La tension était palpable jeudi 19 septembre 2024 à l’Assemblée nationale congolaise lors du vote sur la prorogation de l’état de siège en Ituri et au Nord-Kivu. Cette mesure exceptionnelle, en vigueur depuis mai 2021, continue de susciter des débats houleux au sein de l’hémicycle.
Sous la présidence du premier vice-président Jean-Claude Tshilumbayi, 331 des 338 députés présents ont voté en faveur de cette énième prolongation, tandis que 4 s’y sont opposés et 3 se sont abstenus. Il convient de noter que les représentants des provinces directement concernées, à savoir le Nord-Kivu, l’Ituri et le Sud-Kivu, n’ont pas pris part au scrutin, marquant ainsi leur désapprobation silencieuse.
Le projet de loi a été défendu avec vigueur par le ministre de la Justice, Constant Mutamba. Celui-ci a rappelé l’ordonnance du Chef de l’État, soulignant que cette mesure vise à « éradiquer les forces du mal et restaurer la paix dans l’Est de notre pays ». Néanmoins, cette justification n’a pas convaincu tous les parlementaires.
Parmi les voix dissidentes, Justin Bitakwira s’est fait particulièrement entendre. « On ne traite pas un malade sans entendre ses plaintes. C’est nous qui subissons la guerre », a-t-il tonné, exprimant ainsi le sentiment d’impuissance ressenti par de nombreux habitants des régions touchées. Il a par ailleurs lancé un appel direct au président de la République, l’exhortant à écouter les populations locales pour mettre fin au conflit.
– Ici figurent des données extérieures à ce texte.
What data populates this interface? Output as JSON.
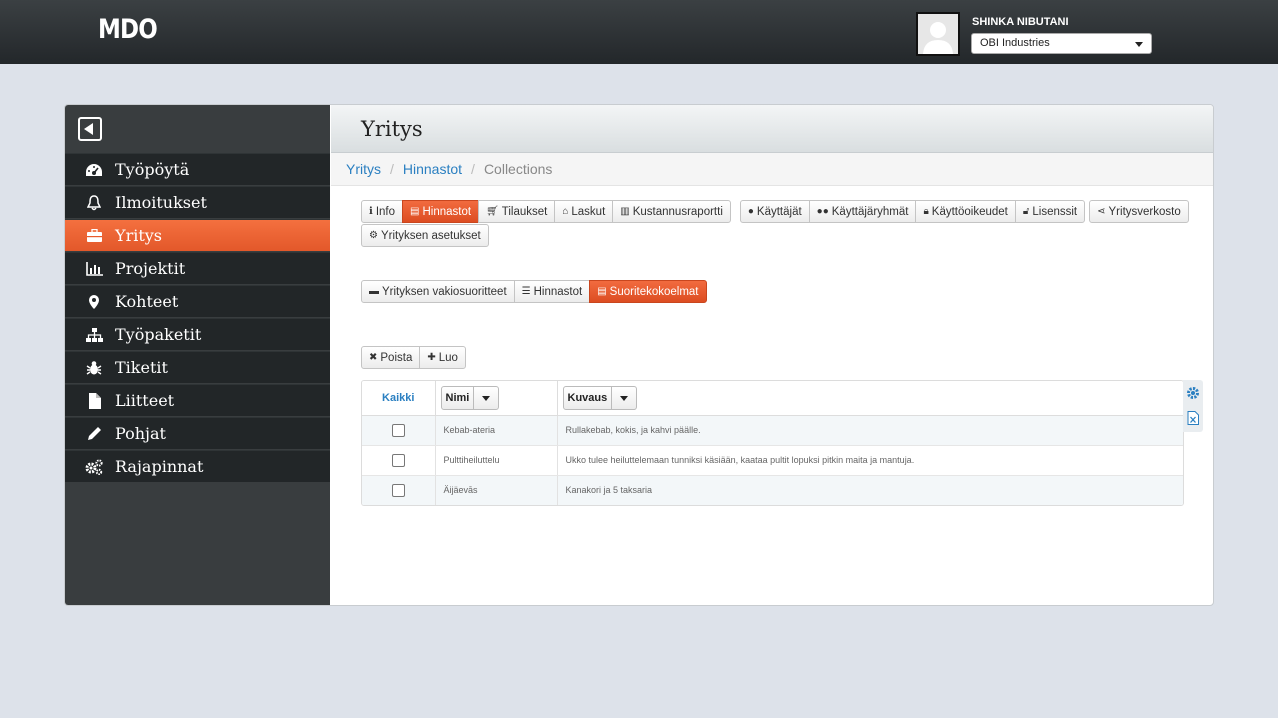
{
  "header": {
    "logo": "MDO",
    "user_name": "SHINKA NIBUTANI",
    "company": "OBI Industries"
  },
  "sidebar": {
    "items": [
      {
        "label": "Työpöytä",
        "icon": "dashboard-icon"
      },
      {
        "label": "Ilmoitukset",
        "icon": "bell-icon"
      },
      {
        "label": "Yritys",
        "icon": "briefcase-icon",
        "active": true
      },
      {
        "label": "Projektit",
        "icon": "bar-chart-icon"
      },
      {
        "label": "Kohteet",
        "icon": "map-marker-icon"
      },
      {
        "label": "Työpaketit",
        "icon": "sitemap-icon"
      },
      {
        "label": "Tiketit",
        "icon": "bug-icon"
      },
      {
        "label": "Liitteet",
        "icon": "file-icon"
      },
      {
        "label": "Pohjat",
        "icon": "pencil-icon"
      },
      {
        "label": "Rajapinnat",
        "icon": "cogs-icon"
      }
    ]
  },
  "main": {
    "title": "Yritys",
    "breadcrumb": [
      "Yritys",
      "Hinnastot",
      "Collections"
    ],
    "tabs_row1": {
      "group1": [
        "Info",
        "Hinnastot",
        "Tilaukset",
        "Laskut",
        "Kustannusraportti"
      ],
      "group2": [
        "Käyttäjät",
        "Käyttäjäryhmät",
        "Käyttöoikeudet",
        "Lisenssit"
      ],
      "group3": [
        "Yritysverkosto"
      ],
      "group4": [
        "Yrityksen asetukset"
      ]
    },
    "subtabs": [
      "Yrityksen vakiosuoritteet",
      "Hinnastot",
      "Suoritekokoelmat"
    ],
    "actions": {
      "delete": "Poista",
      "create": "Luo"
    },
    "table": {
      "all_label": "Kaikki",
      "columns": [
        "Nimi",
        "Kuvaus"
      ],
      "rows": [
        {
          "name": "Kebab-ateria",
          "description": "Rullakebab, kokis, ja kahvi päälle."
        },
        {
          "name": "Pulttiheiluttelu",
          "description": "Ukko tulee heiluttelemaan tunniksi käsiään, kaataa pultit lopuksi pitkin maita ja mantuja."
        },
        {
          "name": "Äijäevās",
          "description": "Kanakori ja 5 taksaria"
        }
      ]
    }
  },
  "colors": {
    "accent": "#e8592b",
    "link": "#2a7fc1",
    "sidebar": "#222628"
  }
}
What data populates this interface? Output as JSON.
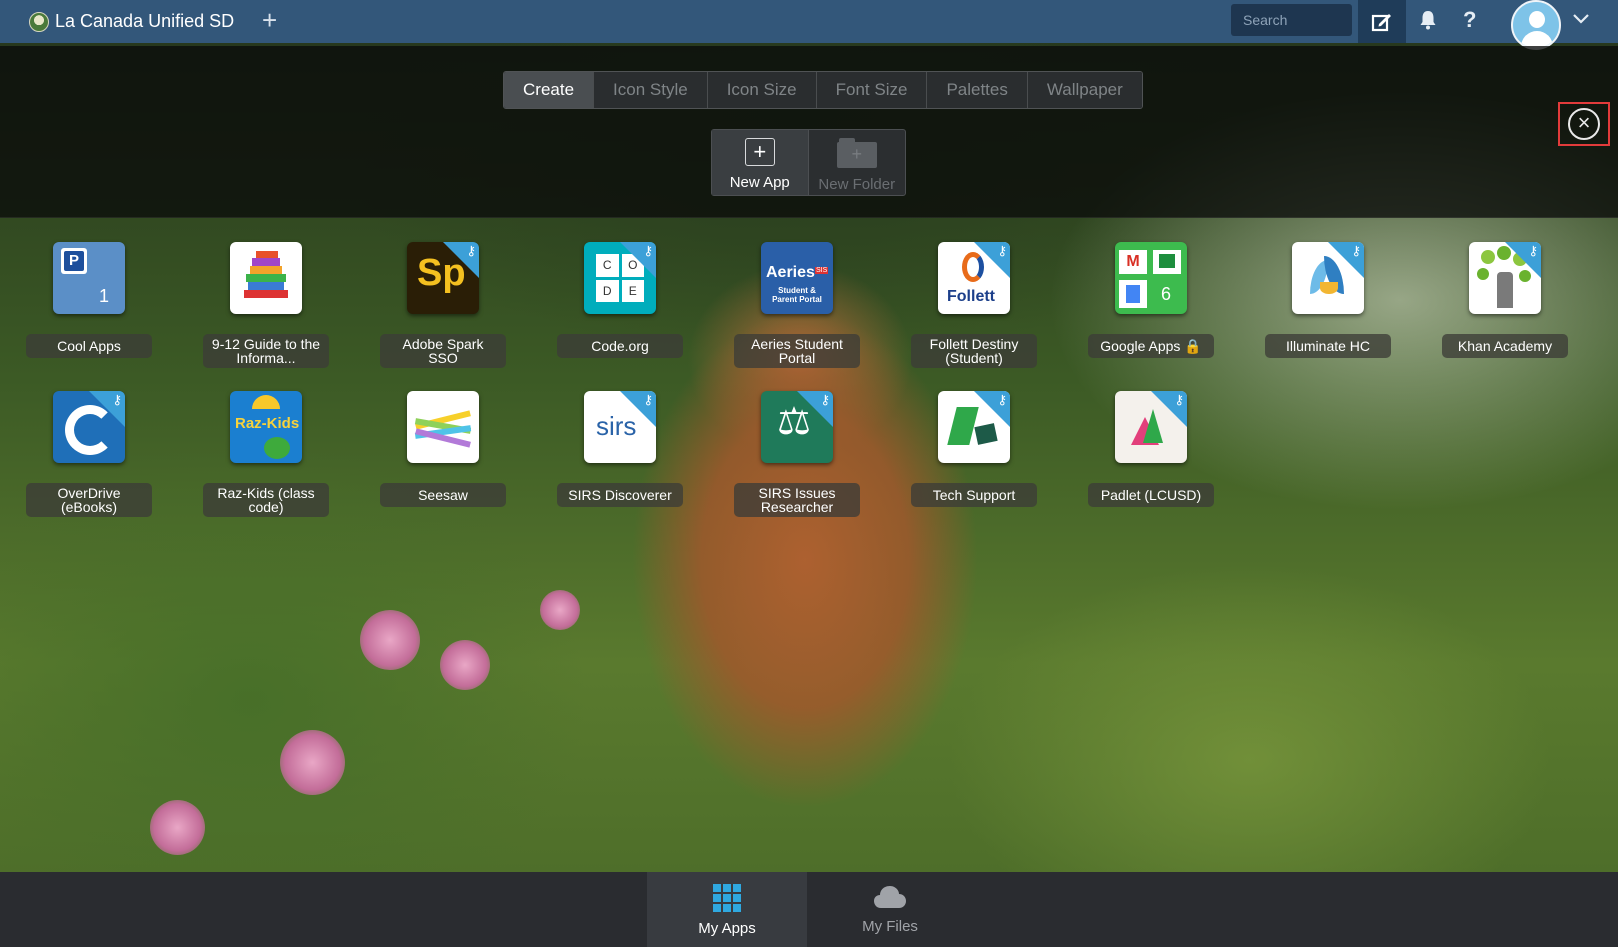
{
  "topbar": {
    "org_name": "La Canada Unified SD",
    "add_tab": "+",
    "search_placeholder": "Search",
    "help": "?"
  },
  "edit_panel": {
    "tabs": [
      {
        "label": "Create",
        "active": true
      },
      {
        "label": "Icon Style",
        "active": false
      },
      {
        "label": "Icon Size",
        "active": false
      },
      {
        "label": "Font Size",
        "active": false
      },
      {
        "label": "Palettes",
        "active": false
      },
      {
        "label": "Wallpaper",
        "active": false
      }
    ],
    "new_app": "New App",
    "new_folder": "New Folder",
    "plus": "+"
  },
  "apps": [
    {
      "label": "Cool Apps",
      "icon": "folder-p-icon",
      "badge": "1"
    },
    {
      "label": "9-12 Guide to the Informa...",
      "icon": "books-icon"
    },
    {
      "label": "Adobe Spark SSO",
      "icon": "adobe-spark-icon",
      "text": "Sp"
    },
    {
      "label": "Code.org",
      "icon": "code-org-icon",
      "letters": [
        "C",
        "O",
        "D",
        "E"
      ]
    },
    {
      "label": "Aeries Student Portal",
      "icon": "aeries-icon",
      "text": "Aeries",
      "sub": "Student & Parent Portal",
      "tag": "SIS"
    },
    {
      "label": "Follett Destiny (Student)",
      "icon": "follett-icon",
      "text": "Follett"
    },
    {
      "label": "Google Apps",
      "icon": "google-apps-icon",
      "badge": "6",
      "locked": true
    },
    {
      "label": "Illuminate HC",
      "icon": "illuminate-icon"
    },
    {
      "label": "Khan Academy",
      "icon": "khan-academy-icon"
    },
    {
      "label": "OverDrive (eBooks)",
      "icon": "overdrive-icon"
    },
    {
      "label": "Raz-Kids (class code)",
      "icon": "raz-kids-icon",
      "text": "Raz-Kids"
    },
    {
      "label": "Seesaw",
      "icon": "seesaw-icon"
    },
    {
      "label": "SIRS Discoverer",
      "icon": "sirs-icon",
      "text": "sirs"
    },
    {
      "label": "SIRS Issues Researcher",
      "icon": "scales-icon"
    },
    {
      "label": "Tech Support",
      "icon": "tech-support-icon"
    },
    {
      "label": "Padlet (LCUSD)",
      "icon": "padlet-icon"
    }
  ],
  "bottom_nav": {
    "my_apps": "My Apps",
    "my_files": "My Files"
  },
  "colors": {
    "topbar": "#33577a",
    "sso_corner": "#3ca0d8",
    "close_highlight": "#e23b3b"
  }
}
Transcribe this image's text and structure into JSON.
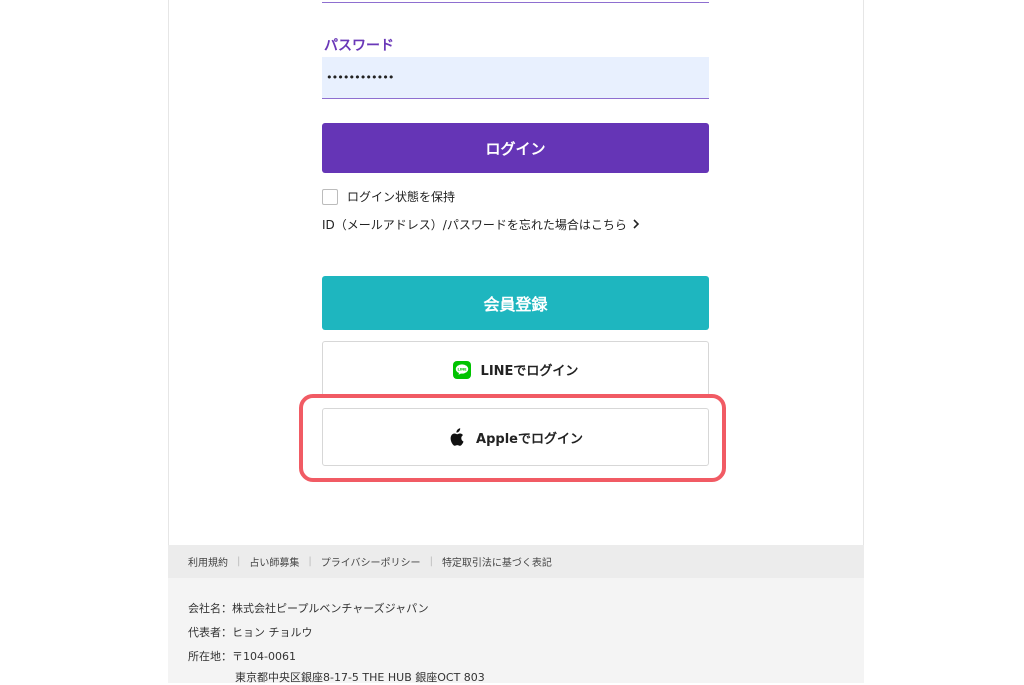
{
  "password": {
    "label": "パスワード",
    "value": "••••••••••••"
  },
  "buttons": {
    "login": "ログイン",
    "register": "会員登録",
    "line_login": "LINEでログイン",
    "apple_login": "Appleでログイン"
  },
  "keep_login": {
    "label": "ログイン状態を保持",
    "checked": false
  },
  "forgot_link": "ID（メールアドレス）/パスワードを忘れた場合はこちら",
  "icons": {
    "line": "line-icon",
    "apple": "apple-icon",
    "chevron": "chevron-right-icon"
  },
  "colors": {
    "primary": "#6535b6",
    "teal": "#1eb6bf",
    "line_green": "#00c300",
    "highlight": "#f15b64"
  },
  "footer": {
    "links": [
      "利用規約",
      "占い師募集",
      "プライバシーポリシー",
      "特定取引法に基づく表記"
    ],
    "company": "会社名：株式会社ピープルベンチャーズジャパン",
    "representative": "代表者：ヒョン チョルウ",
    "address_line1": "所在地：〒104-0061",
    "address_line2": "東京都中央区銀座8-17-5 THE HUB 銀座OCT 803"
  }
}
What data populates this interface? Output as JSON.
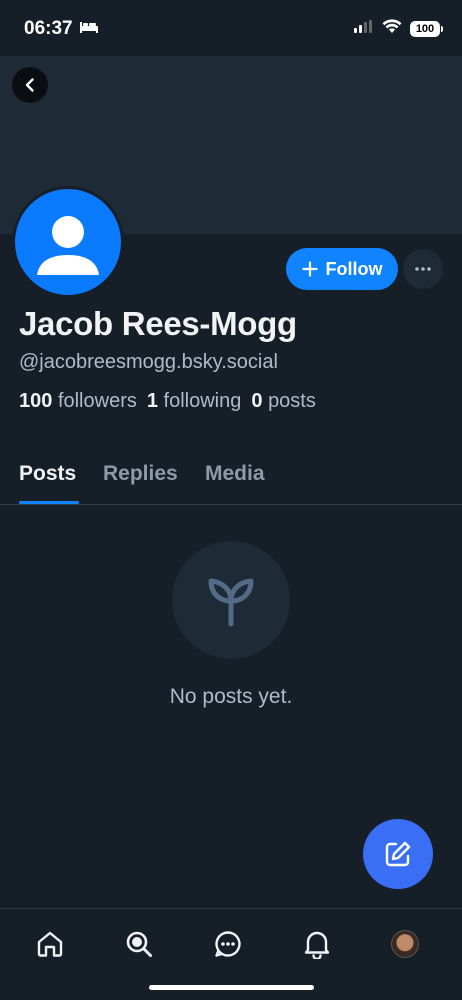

Dans la même veine, le député Willy Mishiki a remis en question l’efficacité de l’état de siège. « L’état de siège a montré ses limites. Aucune ville n’a été récupérée depuis que cette mesure existe », a-t-il déclaré, pointant du doigt l’absence de résultats tangibles malgré les restrictions imposées.
La décision de proroger l’état de siège a été prise dans un contexte de violence persistante dans l’est du pays. Des groupes armés continuent de semer la terreur, mettant à rude épreuve la patience des populations locales et la détermination du gouvernement. La situation humanitaire reste préoccupante, avec des milliers de déplacés et une insécurité chronique.
Malgré les critiques, le gouvernement maintient que l’état de siège est nécessaire pour rétablir l’ordre et la sécurité dans les provinces touchées. Cependant, l’absence de progrès significatifs après plus de deux ans de mise en œuvre soulève des questions quant à l’efficacité de cette stratégie.
Le gouvernement devra redoubler d’efforts pour convaincre une population de plus en plus sceptique de la pertinence de ses choix stratégiques. Dans ce climat tendu, seul l’avenir dira si cette énième prorogation de l’état de siège sera la dernière ou si le feuilleton est appelé à se poursuivre.